Walking Away and Keith McKay

The plan for this morning is to get on my Shaman and head for the trails at Murphy but my legs are saying "not yet, please". Instead, I'll sit on the deck with the sounds of trash hauling trucks working the neighborhood and a woodpecker relentlessly trying to achieve its goal a few backyards away. A lone hummingbird darts into view and catches my eye to momentarily drink from a feeder before speeding away. There's both a low overcast keeping the sun at bay and a light breeze working in my favor. The only thing in need of my attention will be our deck plants that require daily watering but they can wait a little longer.

As I mentioned before, Tammy and I have found a new church home at Family of Christ in Lakeville. She had the women from their book club over last night to discuss their most recent read: Two Old Women. The church appeals to us both but my concern is mostly for Tammy because a church family is so important to her. She had that too at Hosanna but she was becoming continually more and more disappointed in the way too many there were being sucked into right-wing republican politics that bare such little resemblance to the teachings of Jesus. We both feel bad about that. These are good, caring people but the prevailing mob mentality there left little room for an opposing view. She had been biting her tongue for a long time but finally had enough and walked away.

Family of Christ is simply a much better fit for us both. Hosanna, where we'd been members since 1999, will soldier on just fine without us and our misguided left-leaning tendencies to be inclusive of everybody—kinda the way Jesus would want it (I think).

I honestly didn't imagine I'd ever involve myself in organized religion ever again after my fallout from Hosanna nearly 4 years ago. That experience left me so disillusioned with the entire process that I wanted nothing to do with it anymore. I was fine with Tammy continuing on but she would have to go-it-alone, and she did until recently. It feels nice to be sitting beside her in church again but I'm still too quick to take a pass and go riding instead. God and I talk a lot together while I'm on my bike.
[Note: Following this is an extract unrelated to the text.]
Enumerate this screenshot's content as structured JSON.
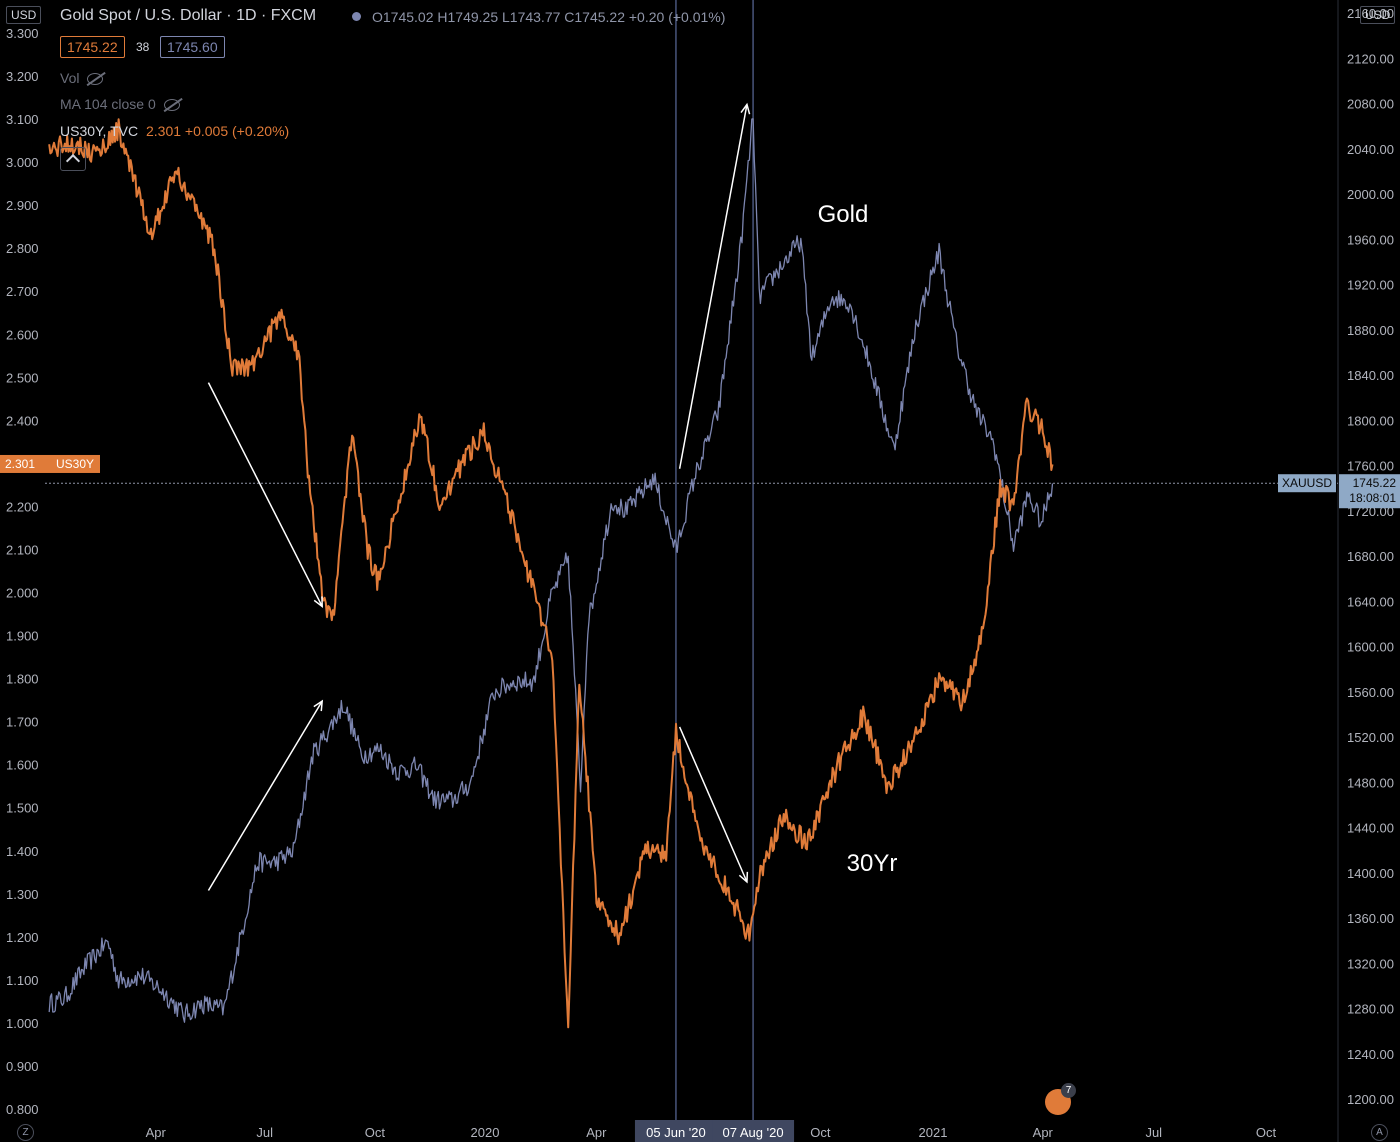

Keith McKay was back in town. Keith and I worked together 20 years ago when he was a controller at Minneapolis Center before transferring to Albuquerque Center. I'd recently gotten in touch with him last Thanksgiving and we've since connected through Facebook and texts. It's nice having him in my life again. We used to ride together back in the day and once teamed up in a triathlon where the swimming leg was a 2-person canoe leg instead. I remember us portaging his canoe from where he lived in Burnsville along the sidewalk to Crystal Lake not quite a mile away for the few paddling workouts we did in the weeks leading up to the race.

A few of us met with Keith at the Hard Rock Cafe in Mall of America Tuesday night to reminisce about the old days and do some catching up. There was one story in particular about a DQ run for ice cream that stood out but I won't go into that here. Funny stuff!

I rode with Keith and some others (mostly Keith's family) Thursday for an easy-paced ride along the paved trails into St Paul. We had hoped to ride the river bottoms but heavy rain just before our ride kept us on more firm footing. Keith will be back in town in October and we hope to do some more riding together then.

And speaking of riding—my legs have just given me the go-ahead to fuel up and make tracks for Murphy.

God—are you listening? I've got some things to run by you.




Comments

John A Hill said…
I hope that this new church works out for you, as well as for your wife. As a rule, I make no bones about not liking church people too much. It was weird sharing that at an evangelism conference full of pastors and evangelists earlier this year.

I'm working on shedding a few of the masks that I talked about in my post today.
Probably safer to hang on to a few of them, though. Some things are unnecessary and unhelpful for other people to know.
Kevin Gilmore said…
It wasn't an easy decision for Tammy but it got to the point where the very conservative mindset of the masses was interfering with her ability to focus on why she was there. I had encouraged her to remain and maybe be an example for others to see that there can be reasonable opposing views but she didn't have it within her to stay. Neither did I. There are two very good friendships she had there that I hope she can hang onto but for now I think she'd rather wait until the election is over and politics takes a back seat.

The first time at our new church home was like a breath of fresh air. After the service there was a follow-on discussion for those who wished to remain about how to live in harmony with your Muslim neighbors. We stayed and were glad we did. I very much appreciated the intellect of those taking part in the talk. It was void of any of the harsh judgement toward Muslims I too often hear from those on the right.

Nice post from you today. I think I'm maybe a little too open about some of my thoughts that I share here and perhaps I should just put on a happy mask and be quiet but then I remind myself why it is I write here in the first place.